Winter 2012
Introduction: Liturgy and Culture
Continuing our theme of “Liturgy and Culture,” Paolo Prosperi, in his article “The Birth of Sources Chrétiennes and the Return to the Fathers,” recounts the founding of what is often known as nouvelle théologie, a theological renewal begun by a group of Jesuits at Fourvière at Lyons in the 1940s, led by, among others, Henri de Lubac, Hans Urs von Balthasar, and Jean Daniélou. Prosperi highlights the group’s efforts to “return to the sources”—to recover the work of the Fathers of the Church. For the Jesuits at Fourvière, turning to the Fathers meant above all “asserting the unity between dogmatic theology and the living experience of the mystery of Christ and the Church; in brief, . . . the unity between life and thought."
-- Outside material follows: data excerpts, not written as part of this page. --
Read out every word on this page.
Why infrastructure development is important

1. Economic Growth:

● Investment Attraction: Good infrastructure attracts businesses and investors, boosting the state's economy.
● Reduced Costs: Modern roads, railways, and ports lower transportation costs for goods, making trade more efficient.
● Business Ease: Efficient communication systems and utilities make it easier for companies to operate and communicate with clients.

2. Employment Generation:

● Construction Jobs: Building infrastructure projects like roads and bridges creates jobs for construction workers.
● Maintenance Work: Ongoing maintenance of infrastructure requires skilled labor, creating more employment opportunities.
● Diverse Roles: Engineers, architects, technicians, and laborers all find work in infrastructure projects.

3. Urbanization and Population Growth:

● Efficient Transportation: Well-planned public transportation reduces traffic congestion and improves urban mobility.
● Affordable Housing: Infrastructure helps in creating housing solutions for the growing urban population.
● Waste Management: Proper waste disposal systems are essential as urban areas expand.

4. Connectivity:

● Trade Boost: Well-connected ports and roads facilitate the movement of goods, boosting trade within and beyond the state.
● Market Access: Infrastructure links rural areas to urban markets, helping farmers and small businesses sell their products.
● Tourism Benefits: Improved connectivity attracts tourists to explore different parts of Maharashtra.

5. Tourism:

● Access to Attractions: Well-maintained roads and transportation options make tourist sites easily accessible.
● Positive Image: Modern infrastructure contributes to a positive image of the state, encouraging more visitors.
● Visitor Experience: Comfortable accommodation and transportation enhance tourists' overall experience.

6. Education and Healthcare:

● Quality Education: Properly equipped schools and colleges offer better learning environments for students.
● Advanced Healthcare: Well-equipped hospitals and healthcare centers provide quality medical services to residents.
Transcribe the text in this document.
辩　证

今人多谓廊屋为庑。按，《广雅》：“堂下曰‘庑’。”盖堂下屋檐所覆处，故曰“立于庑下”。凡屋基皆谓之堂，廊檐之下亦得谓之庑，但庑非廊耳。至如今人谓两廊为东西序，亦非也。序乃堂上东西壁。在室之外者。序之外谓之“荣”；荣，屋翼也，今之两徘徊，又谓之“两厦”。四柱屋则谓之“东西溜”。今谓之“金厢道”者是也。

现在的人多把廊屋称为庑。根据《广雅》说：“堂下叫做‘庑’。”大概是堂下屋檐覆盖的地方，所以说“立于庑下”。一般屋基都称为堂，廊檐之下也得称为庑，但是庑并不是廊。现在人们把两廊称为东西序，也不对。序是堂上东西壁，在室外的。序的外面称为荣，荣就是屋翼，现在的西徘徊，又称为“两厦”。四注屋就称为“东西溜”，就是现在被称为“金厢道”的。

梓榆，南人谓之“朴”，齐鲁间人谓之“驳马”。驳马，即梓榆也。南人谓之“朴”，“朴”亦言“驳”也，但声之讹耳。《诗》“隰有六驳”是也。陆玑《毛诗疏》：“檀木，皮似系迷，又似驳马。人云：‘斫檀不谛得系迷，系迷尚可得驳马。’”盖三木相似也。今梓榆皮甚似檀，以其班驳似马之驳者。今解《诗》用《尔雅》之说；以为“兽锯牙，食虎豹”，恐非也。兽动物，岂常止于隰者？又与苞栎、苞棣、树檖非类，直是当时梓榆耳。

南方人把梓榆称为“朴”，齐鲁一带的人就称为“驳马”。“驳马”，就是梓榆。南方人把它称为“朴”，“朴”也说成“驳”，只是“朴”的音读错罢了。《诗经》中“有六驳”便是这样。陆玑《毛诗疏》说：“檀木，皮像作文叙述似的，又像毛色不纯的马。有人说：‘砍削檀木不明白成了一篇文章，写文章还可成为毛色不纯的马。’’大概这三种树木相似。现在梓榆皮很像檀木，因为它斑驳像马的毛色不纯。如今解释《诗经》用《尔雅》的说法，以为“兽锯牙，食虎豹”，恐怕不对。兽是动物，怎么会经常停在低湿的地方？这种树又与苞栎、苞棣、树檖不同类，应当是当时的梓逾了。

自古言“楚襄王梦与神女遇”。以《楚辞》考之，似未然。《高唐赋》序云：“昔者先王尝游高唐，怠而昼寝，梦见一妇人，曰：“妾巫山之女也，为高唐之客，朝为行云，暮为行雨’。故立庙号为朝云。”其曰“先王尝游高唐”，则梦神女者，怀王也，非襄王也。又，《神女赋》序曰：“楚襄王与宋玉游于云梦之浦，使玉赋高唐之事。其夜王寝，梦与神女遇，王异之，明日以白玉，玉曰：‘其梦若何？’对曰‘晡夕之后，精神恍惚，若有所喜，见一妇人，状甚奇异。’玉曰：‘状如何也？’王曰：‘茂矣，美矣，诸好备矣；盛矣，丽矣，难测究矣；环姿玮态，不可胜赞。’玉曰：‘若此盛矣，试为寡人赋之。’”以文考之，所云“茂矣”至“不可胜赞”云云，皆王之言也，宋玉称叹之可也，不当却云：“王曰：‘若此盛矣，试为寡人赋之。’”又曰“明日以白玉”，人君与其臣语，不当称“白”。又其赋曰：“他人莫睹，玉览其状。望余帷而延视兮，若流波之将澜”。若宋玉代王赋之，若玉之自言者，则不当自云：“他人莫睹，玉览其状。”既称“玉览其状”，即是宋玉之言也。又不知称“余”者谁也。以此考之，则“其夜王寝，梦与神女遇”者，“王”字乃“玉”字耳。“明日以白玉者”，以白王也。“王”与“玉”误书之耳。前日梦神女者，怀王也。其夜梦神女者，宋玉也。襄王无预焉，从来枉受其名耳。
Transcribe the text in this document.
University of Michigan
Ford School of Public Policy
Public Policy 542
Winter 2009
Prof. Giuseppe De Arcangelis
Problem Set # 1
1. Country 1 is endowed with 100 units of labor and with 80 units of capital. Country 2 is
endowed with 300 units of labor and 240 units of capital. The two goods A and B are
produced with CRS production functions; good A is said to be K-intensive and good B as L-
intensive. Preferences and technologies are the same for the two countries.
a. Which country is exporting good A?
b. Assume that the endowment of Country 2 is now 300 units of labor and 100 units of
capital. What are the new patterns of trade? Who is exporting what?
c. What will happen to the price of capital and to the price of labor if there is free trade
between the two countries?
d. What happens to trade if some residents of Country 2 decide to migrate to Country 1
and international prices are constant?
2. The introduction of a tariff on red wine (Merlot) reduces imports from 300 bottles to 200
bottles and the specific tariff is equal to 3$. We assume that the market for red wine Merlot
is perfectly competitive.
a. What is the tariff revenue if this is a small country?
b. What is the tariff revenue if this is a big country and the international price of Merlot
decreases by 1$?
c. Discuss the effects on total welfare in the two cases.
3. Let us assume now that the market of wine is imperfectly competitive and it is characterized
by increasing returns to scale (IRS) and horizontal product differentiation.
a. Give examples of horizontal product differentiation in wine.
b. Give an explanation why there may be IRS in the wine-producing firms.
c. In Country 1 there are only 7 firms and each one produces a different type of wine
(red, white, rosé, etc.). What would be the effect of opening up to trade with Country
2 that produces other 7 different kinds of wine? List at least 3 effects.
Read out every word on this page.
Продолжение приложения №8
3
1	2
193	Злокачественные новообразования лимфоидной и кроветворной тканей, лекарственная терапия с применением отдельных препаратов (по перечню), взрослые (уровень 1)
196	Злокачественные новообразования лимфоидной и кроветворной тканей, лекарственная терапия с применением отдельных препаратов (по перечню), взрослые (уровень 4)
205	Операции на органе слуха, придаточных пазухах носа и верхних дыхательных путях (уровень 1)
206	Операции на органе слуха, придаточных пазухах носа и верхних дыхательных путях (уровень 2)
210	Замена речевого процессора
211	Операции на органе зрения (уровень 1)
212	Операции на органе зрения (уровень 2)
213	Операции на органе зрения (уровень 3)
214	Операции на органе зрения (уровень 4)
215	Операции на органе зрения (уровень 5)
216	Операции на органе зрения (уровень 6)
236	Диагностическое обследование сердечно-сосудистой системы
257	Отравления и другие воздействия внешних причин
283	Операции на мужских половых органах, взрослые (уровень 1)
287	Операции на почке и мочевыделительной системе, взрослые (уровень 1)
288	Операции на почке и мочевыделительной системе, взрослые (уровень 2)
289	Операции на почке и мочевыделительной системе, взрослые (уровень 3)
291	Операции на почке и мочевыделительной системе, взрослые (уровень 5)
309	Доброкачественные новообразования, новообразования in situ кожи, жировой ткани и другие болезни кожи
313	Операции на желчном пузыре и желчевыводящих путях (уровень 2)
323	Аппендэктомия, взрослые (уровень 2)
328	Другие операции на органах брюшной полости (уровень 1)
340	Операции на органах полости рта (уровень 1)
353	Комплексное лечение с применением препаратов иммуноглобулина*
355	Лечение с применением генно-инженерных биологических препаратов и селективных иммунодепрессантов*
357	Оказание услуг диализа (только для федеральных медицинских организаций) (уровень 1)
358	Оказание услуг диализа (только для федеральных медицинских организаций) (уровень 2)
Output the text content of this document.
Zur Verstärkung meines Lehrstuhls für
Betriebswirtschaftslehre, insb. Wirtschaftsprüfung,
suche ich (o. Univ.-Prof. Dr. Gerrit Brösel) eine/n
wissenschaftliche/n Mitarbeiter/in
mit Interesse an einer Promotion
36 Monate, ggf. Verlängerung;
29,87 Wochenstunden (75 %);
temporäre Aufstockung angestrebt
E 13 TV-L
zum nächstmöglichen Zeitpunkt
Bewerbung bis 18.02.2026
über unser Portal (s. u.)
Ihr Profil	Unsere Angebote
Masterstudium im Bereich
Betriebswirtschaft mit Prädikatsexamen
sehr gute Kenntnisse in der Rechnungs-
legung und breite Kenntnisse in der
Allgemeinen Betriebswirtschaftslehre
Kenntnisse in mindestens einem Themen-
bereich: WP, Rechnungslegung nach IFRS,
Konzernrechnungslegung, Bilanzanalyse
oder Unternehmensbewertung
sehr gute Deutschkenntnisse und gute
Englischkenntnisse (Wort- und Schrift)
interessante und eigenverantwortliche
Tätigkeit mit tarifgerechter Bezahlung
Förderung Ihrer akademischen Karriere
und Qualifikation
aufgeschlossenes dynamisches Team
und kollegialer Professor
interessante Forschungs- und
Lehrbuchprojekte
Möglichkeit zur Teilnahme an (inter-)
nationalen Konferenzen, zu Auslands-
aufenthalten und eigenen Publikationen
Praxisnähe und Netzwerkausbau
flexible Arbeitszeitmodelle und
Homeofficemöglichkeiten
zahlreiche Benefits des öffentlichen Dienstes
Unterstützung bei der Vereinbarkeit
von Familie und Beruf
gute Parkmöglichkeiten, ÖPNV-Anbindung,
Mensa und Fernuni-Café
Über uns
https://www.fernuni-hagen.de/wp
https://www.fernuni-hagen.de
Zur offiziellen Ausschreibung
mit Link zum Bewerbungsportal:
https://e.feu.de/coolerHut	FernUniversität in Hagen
In “‘The Christian mystery is the mystery of creation’: An Introduction to Jean Daniélou,” Jonah Lynch exposits and reintroduces us to the work of Daniélou. In his capacity both as translator of the early Fathers and as theologian, Daniélou influenced the Second Vatican Council and its reception thereafter. Lynch pays special attention to Daniélou’s first book, The Presence of God, wherein “we see the style that will be the hallmark of all Daniélou’s literary production: it brings everything in—poetic passages and philological research, typology and the discoveries of archaeology—while leading to a precise and attractive description of the mystery of man and God.”
In Retrieving the Tradition, we present the first chapter of The Presence of God. Jean Daniélou explains that through the liturgy, “the universe has become once more a Temple, where we are at home with God in the cool of the evening, where man comes forward, silent and composed, absorbed in his task as in perpetual liturgy, attentive to that Presence which fills him with awe and tenderness.”